Not sure who this answer is directed at but - I'm not a "brit" =}


----------



## kenigmatic (Sep 19, 2016)

cambio said:


> Actually your right, I do have an attitude, I have an attitude with people who move to another country, live under the radar, do not pay the correct contributions and then have the brass neck to call all Gestors and Lawyers crooks, in the very country they are defrauding.
> 
> 
> it is not Moral Panic it is actually called Tax evasion it is called being an illegal immigrant. Oops sorry you have not been working to pay tax
> ...


Oh! Cambio, you again with the att.
Are you, per chance, with the order of the Spanish Inquisition?
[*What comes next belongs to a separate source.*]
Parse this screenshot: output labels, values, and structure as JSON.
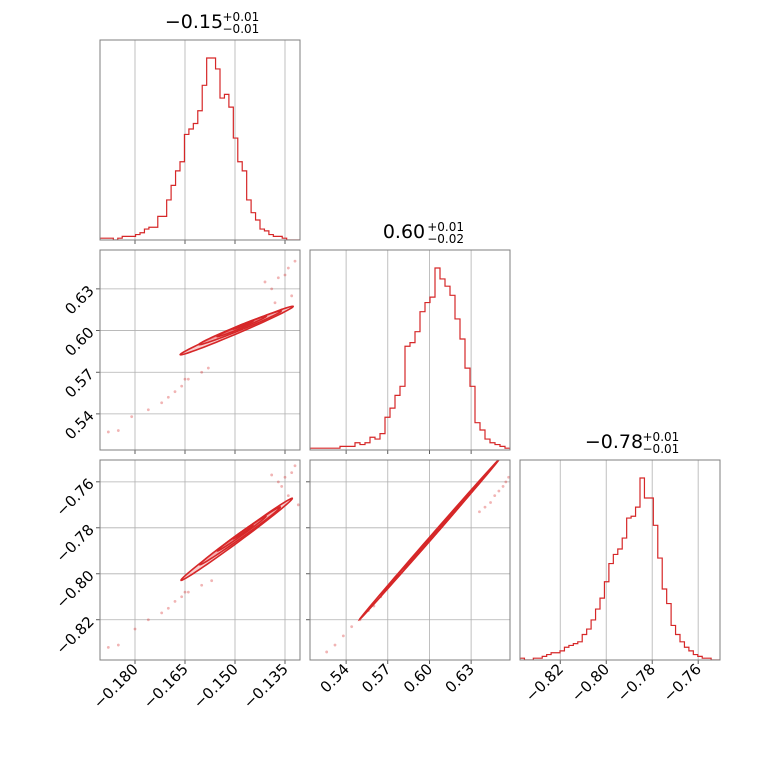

As for the 'illegal immigrant' slander. I am White European, not to mention of Christian heritage. /SNIP/


----------



## steve01 (Dec 8, 2010)

kenigmatic said:


> Oh! Cambio, you again with the att.
> Are you, per chance, with the order of the Spanish Inquisition?
> 
> As for the 'illegal immigrant' slander. I am White European, not to mention of Christian heritage. /SNIP/


Wow , no idea whats going on , 
but i think for the person with the attitude you should look in the mirror
Psychology for beginners , lesson 1 , bully
Lesson 2 deflection , blame everyone else for your own failings 
3. admit there'something seriously wrong with your own attitude
Something seriously wrong here 
G'night john boy


----------



## kenigmatic (Sep 19, 2016)

steve01 said:


> Wow , no idea whats going on ,
> but i think for the person with the attitude you should look in the mirror
> Psychology for beginners , lesson 1 , bully
> Lesson 2 deflection , blame everyone else for your own failings
> ...


:cheer2:


----------



## src6 (Aug 15, 2016)

You have been living in a foreign country without following the required laws. That makes you an illegal immigrant. Period. Unless you became a Spanish citizen and never mentioned it in your prior messages? I thought not. 

You can be as belligerent about it as you like, but it doesn't change the facts. You have been living in Spain illegally, and you know it, or you wouldn't be here looking for someone who can tell you how to fix it.

Suck it up, buttercup. You screwed yourself.


----------



## Lynn R (Feb 21, 2014)

kenigmatic said:


> Oh! Cambio, you again with the att.
> Are you, per chance, with the order of the Spanish Inquisition?
> 
> As for the 'illegal immigrant' slander. I am White European, not to mention of Christian heritage. /SNIP/


Whatever makes you think a White European of Christian heritage can't be an illegal immigrant? If you are unregistered, undocumented and have failed to abide by the laws of the country you have been residing in for 3.5 years that is exactly what you are. You obviously haven't bothered to learn the language either, or you'd be capable of trying to fix the mess you've created (not that I think it can be fixed) yourself.

That remark alone would make you unworthy of receiving any help or advice if there was anything any of us could actually suggest that might help, which I do not think there is.


----------



## Megsmum (Sep 9, 2012)

kenigmatic said:


> Oh! Cambio, you again with the att.
> Are you, per chance, with the order of the Spanish Inquisition?
> 
> As for the 'illegal immigrant' slander. I am White European, not to mention of Christian heritage. /SNIP/


----------



## xabiaxica (Jun 23, 2009)

kenigmatic you have been living in Spain for 3.5 years, unregistered & not submitting tax returns 

you have therefore broken the law for the past 3.5 years 


You have had the best & only advice that can be given

so :closed_2:


----------